Las Vegas Sun

May 17, 2024

Las Vegas accountant among 3 charged in scheme to hide income

A federal grand jury in Las Vegas charged three men, including a former Colorado lawyer and a Las Vegas accountant, with marketing and selling products designed to conceal income and assets from the Internal Revenue Service and other creditors, Nevada's U.S. Attorney Daniel G. Bogden said today.

William Reed, Richard Neiswonger and Wendell Waite, each were charged in Tuesday's indictment with conspiracy to defraud the United States. Neiswonger was also charged with multiple counts of mail and wire fraud and conspiracy to commit mail fraud, wire fraud and money laundering. Reed was also charged with multiple counts of mail and wire fraud, conspiracy to commit mail fraud, wire fraud and money laundering, aggravated identity theft and attempted tax evasion.

Waite is scheduled to appear before a federal magistrate judge in Las Vegas on Wednesday. Arrest warrants were issued for Reed and Neiswonger, but they have not yet been taken into custody.

The indictment alleged that from 1998 to 2006, the defendants were involved in a scheme to enrich themselves through the sale of services and products that would assist persons in concealing their assets from the IRS and creditors. The indictment alleges the men may have made more than $60 million from the scheme.

Neiswonger was engaged in sales and marketing ventures and resided in Las Vegas. Reed was a lawyer in Colorado from 1975 to 1997, owned at least one residence in Las Vegas, and wrote the book, "Bulletproof Asset Protection." Waite resided in Las Vegas and was a licensed certified public accountant in Nevada, California and Utah.

Through a number of business entities created around the name Asset Protection Group, and collectively identified in the indictment as “APG,” the defendants allegedly marketed and sold four inter-related products: corporations with disguised ownership; disguised ownership bank accounts; property liens creating the false impression that a client had little or no equity in a property; and a business opportunities training program, which taught them how to sell the fraudulent products for APG.

APG allegedly sold the business opportunity training program to at least 1,000 individuals for $10,000 each, created roughly 2,500 disguised ownership corporations in Nevada for $795 each, opened more than 900 disguised ownership corporate bank accounts, and prepared more than 400 fraudulent liens. Waite allegedly received more than 180 corporate tax referrals from APG and prepared more than 400 tax returns.

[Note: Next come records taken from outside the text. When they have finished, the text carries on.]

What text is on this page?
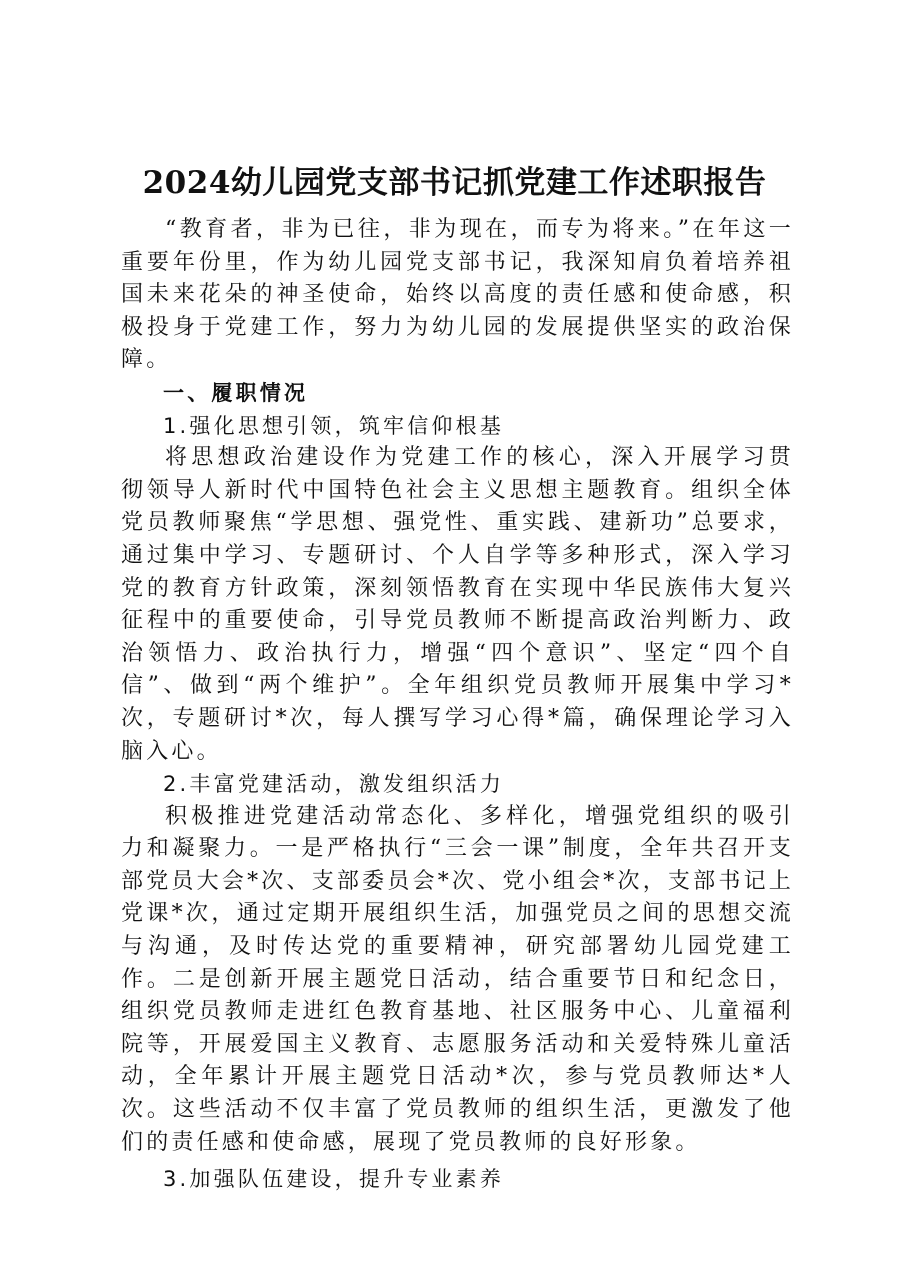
2024幼儿园党支部书记抓党建工作述职报告

“教育者，非为已往，非为现在，而专为将来。”在年这一重要年份里，作为幼儿园党支部书记，我深知肩负着培养祖国未来花朵的神圣使命，始终以高度的责任感和使命感，积极投身于党建工作，努力为幼儿园的发展提供坚实的政治保障。

一、履职情况

1.强化思想引领，筑牢信仰根基

将思想政治建设作为党建工作的核心，深入开展学习贯彻领导人新时代中国特色社会主义思想主题教育。组织全体党员教师聚焦“学思想、强党性、重实践、建新功”总要求，通过集中学习、专题研讨、个人自学等多种形式，深入学习党的教育方针政策，深刻领悟教育在实现中华民族伟大复兴征程中的重要使命，引导党员教师不断提高政治判断力、政治领悟力、政治执行力，增强“四个意识”、坚定“四个自信”、做到“两个维护”。全年组织党员教师开展集中学习*次，专题研讨*次，每人撰写学习心得*篇，确保理论学习入脑入心。

2.丰富党建活动，激发组织活力

积极推进党建活动常态化、多样化，增强党组织的吸引力和凝聚力。一是严格执行“三会一课”制度，全年共召开支部党员大会*次、支部委员会*次、党小组会*次，支部书记上党课*次，通过定期开展组织生活，加强党员之间的思想交流与沟通，及时传达党的重要精神，研究部署幼儿园党建工作。二是创新开展主题党日活动，结合重要节日和纪念日，组织党员教师走进红色教育基地、社区服务中心、儿童福利院等，开展爱国主义教育、志愿服务活动和关爱特殊儿童活动，全年累计开展主题党日活动*次，参与党员教师达*人次。这些活动不仅丰富了党员教师的组织生活，更激发了他们的责任感和使命感，展现了党员教师的良好形象。

3.加强队伍建设，提升专业素养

From 2003 to 2006, APG allegedly received more than $63 million in deposits, made more than $62 million in withdrawals through one of its bank accounts and sent more than $11 million offshore.

The Federal Trade Commission intervened in APG’s operations in July 2006. The U.S. District Court in the Eastern District of Missouri in 2007 entered a permanent injunction against APG prohibiting it from marketing the business opportunity training program.

If convicted, Neiswonger faces up to 290 years in prison and $4.25 million in fines, Reed could receive to 364 years in prison and $7.75 million in fines, and Waite could get up to five years in prison and a $250,000 fine.

The case is being investigated by IRS Criminal Investigation and prosecuted by Assistant U.S. Attorney J. Gregory Damm.